GitHub is used to host code, to track issues and feature requests, as well as accept pull requests.
Contributions are very welcome. Please start with a planning step before working on code and submitting pull requests:
- Create an issue in which you describe your proposed change in detail:
- Purpose and use case
- Architecture (how will it work?)
- Implementation (what will the code look like?)
- A maintainer will then look at your proposal and get back to you and either:
- Approve
- Request changes
- Reject
- Once the proposal has been approved, please continue with the next step (pull request).
Changes to the codebase are made through pull requests (PRs). Procedure:
- Fork the repo and create your branch from
main. - Make your changes.
- Make sure your code lints (using
scripts/lint). - Test your contribution (use
scripts/test; aim to keep coverage ≥ 99%). - Update the documentation.
- Issue that pull request!
Report a bug by opening a new issue.
Great bug reports tend to have:
- A quick summary and/or background
- Steps to reproduce
- Be specific!
- Give sample code if you can.
- What you expected would happen
- What actually happens
- Notes (possibly including why you think this might be happening, or stuff you tried that didn't work)
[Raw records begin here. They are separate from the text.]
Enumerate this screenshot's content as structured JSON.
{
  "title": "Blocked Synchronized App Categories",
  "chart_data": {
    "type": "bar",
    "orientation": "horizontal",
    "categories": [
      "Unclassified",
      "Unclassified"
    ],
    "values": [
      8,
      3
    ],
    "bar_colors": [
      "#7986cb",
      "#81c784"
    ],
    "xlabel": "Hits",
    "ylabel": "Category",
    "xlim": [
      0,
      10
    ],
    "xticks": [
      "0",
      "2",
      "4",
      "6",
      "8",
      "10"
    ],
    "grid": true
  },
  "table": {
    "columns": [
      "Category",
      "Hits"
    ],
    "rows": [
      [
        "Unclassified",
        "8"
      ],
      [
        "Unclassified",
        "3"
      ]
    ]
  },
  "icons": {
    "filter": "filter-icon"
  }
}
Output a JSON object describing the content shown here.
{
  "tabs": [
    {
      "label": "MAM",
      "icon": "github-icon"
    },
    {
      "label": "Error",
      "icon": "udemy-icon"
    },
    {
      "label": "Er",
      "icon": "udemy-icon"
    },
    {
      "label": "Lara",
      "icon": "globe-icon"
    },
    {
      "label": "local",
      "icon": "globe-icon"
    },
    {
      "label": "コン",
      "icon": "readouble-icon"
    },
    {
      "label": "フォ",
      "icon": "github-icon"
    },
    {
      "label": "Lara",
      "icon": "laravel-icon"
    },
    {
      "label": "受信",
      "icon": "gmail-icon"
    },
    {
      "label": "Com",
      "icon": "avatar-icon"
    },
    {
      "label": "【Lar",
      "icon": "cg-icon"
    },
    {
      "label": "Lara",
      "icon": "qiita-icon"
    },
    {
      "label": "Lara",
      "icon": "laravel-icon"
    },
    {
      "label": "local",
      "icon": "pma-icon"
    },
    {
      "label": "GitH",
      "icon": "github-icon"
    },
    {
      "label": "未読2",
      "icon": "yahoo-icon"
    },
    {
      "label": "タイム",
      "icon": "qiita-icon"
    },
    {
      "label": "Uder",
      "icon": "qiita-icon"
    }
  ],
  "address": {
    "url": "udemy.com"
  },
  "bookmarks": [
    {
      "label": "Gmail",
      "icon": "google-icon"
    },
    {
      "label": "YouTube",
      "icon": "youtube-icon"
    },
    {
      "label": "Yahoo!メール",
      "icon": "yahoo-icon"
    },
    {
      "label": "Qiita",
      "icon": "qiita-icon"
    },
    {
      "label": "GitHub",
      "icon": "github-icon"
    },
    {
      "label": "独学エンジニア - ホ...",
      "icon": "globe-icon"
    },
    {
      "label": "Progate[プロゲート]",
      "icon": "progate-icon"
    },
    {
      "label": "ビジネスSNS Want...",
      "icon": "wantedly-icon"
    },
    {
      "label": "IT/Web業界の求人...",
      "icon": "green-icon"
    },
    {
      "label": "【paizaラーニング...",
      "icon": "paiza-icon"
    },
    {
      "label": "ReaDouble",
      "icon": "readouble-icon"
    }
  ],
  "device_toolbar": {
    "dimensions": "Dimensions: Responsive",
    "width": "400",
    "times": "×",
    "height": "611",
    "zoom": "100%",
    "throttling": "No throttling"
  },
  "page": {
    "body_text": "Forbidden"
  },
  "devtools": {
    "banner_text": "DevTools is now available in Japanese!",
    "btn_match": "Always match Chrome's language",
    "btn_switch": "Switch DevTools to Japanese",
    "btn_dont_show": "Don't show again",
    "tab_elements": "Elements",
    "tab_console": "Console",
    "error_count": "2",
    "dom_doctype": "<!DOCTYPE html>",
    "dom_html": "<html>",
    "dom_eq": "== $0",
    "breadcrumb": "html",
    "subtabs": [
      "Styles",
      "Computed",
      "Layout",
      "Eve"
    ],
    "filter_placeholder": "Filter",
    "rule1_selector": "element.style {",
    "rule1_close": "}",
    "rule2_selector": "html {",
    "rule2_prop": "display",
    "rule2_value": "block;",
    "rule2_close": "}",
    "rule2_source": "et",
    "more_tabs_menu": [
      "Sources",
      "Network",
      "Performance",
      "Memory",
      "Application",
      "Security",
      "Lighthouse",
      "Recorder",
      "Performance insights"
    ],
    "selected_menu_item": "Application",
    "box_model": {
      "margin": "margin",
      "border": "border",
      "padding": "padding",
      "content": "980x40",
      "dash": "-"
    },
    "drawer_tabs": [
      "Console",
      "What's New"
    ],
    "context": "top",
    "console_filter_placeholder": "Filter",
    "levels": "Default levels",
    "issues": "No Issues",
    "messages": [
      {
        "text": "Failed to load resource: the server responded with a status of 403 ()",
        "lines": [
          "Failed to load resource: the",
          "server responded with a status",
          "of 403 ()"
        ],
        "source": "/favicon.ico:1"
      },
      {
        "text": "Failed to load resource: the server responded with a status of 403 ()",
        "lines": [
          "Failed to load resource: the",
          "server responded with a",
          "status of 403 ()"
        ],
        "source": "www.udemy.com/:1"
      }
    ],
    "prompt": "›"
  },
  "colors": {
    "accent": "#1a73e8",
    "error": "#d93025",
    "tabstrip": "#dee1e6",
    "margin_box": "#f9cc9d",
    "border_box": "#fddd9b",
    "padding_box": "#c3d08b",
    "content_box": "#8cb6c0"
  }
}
This repository uses Ruff for formatting and linting.
-
Format and lint locally with:
./scripts/lint
-
The linter enforces import sorting and common correctness/style rules.
This integration comes with a devcontainer, easy to use with Visual Studio Code. See this blog post for helpful information on how to get started with Home Assistant integration development.
By contributing, you agree that your contributions will be licensed under its MIT License.